IATA sharply revised downward its outlook for 2008 to US$5.0 billion from the previously forecast US$7.8 billion. The spike in fuel prices is expected to add US$14 billion to the industry fuel bill, driving it up to US$149 billion (based on an average price of US$78 per barrel). The broadening impact of the credit crunch is expected to slow revenue growth to 4.7% and traffic growth to 4.0%. Simultaneously, capacity expansion is expected to accelerate in 2008 with an increase in aircraft deliveries to 1,281 (up from 1,041 in 2007).
“The challenges get tougher in 2008. A favourable economic environment and effective efficiency measures helped mitigate the impact of high fuel prices and underpinned profitability improvements. With the credit crunch, that is changing. The peak of the business cycle is over and we are still US$190 billion in debt. So we could be heading for a downturn with little cash in the bank to cushion the fall,” said Bisignani.

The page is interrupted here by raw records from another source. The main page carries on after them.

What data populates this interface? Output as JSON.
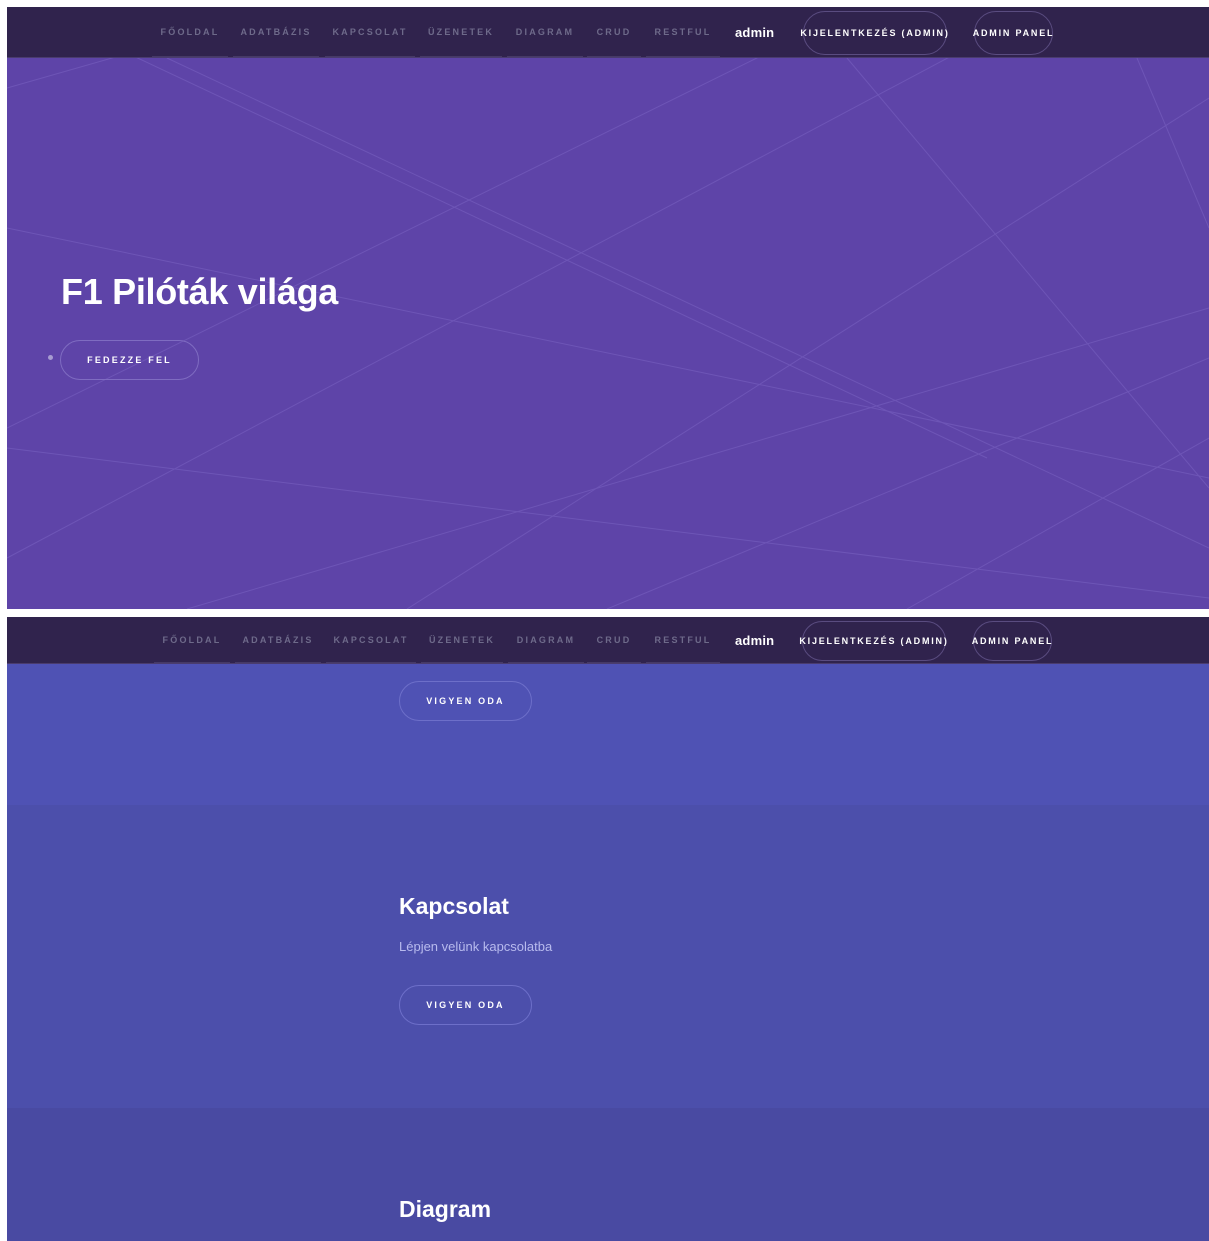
{
  "nav": {
    "items": [
      "Főoldal",
      "Adatbázis",
      "Kapcsolat",
      "Üzenetek",
      "Diagram",
      "CRUD",
      "RESTful"
    ],
    "user": "admin",
    "logout": "Kijelentkezés (admin)",
    "admin_panel": "Admin panel"
  },
  "hero": {
    "title": "F1 Pilóták világa",
    "button": "Fedezze fel"
  },
  "sections": {
    "first_button": "Vigyen oda",
    "contact": {
      "title": "Kapcsolat",
      "text": "Lépjen velünk kapcsolatba",
      "button": "Vigyen oda"
    },
    "diagram": {
      "title": "Diagram"
    }
  },
  "colors": {
    "navbar": "#30234d",
    "hero_bg": "#5e44a8",
    "section_a": "#4f52b4",
    "section_b": "#4c4fab",
    "section_c": "#494aa2"
  }
}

* While leading in absolute profitability in both 2007 and 2008, North American carriers will see the largest fall in profitability from US$2.7 billion in 2007 to US$2.2 billion in 2008. With 35% of the fleet over 25 years old, the impact of high fuel prices is greater than in other regions. Moreover, the region is at the centre of the credit crunch.
* European and Asian carriers will see minor drops in profitability of US$100 million each to US$2.0 billion and US$600 million respectively. Robust traffic growth to and within Asia is expected to partially insulate carriers from the impact of the crunch.
* Middle East will remain stable at US$200 million supported by ambitious route expansion.
* Latin America is the only region to see profitability improve by US$100 million to breakeven in 2008. This is largely the result of industry re-structuring.
* Africa will be the only region reporting a loss—stable at losses of US$100 million last year and this.
“The common theme globally is the need for efficiency. IATA’s Simplifying the Business programme is delivering critical efficiencies from e-ticketing to e-freight. In 2008 IATA will launch three major initiatives that will cut costs and improve service,” said Bisignani.
“We will further revolutionise the travel experience with expanded self-service options to give passengers more control over their journeys. The new strategy is built around the success of the Common-Use Self-Service Kiosk, already operating at 83 airports around the world. Better baggage management will help mitigate the US$3 billion in annual costs from the 1.8% of bags that are mishandled. And the IATA Safety Audit for Ground Operations will help reduce the US$4 billion annual cost of ground damage,” said Bisignani.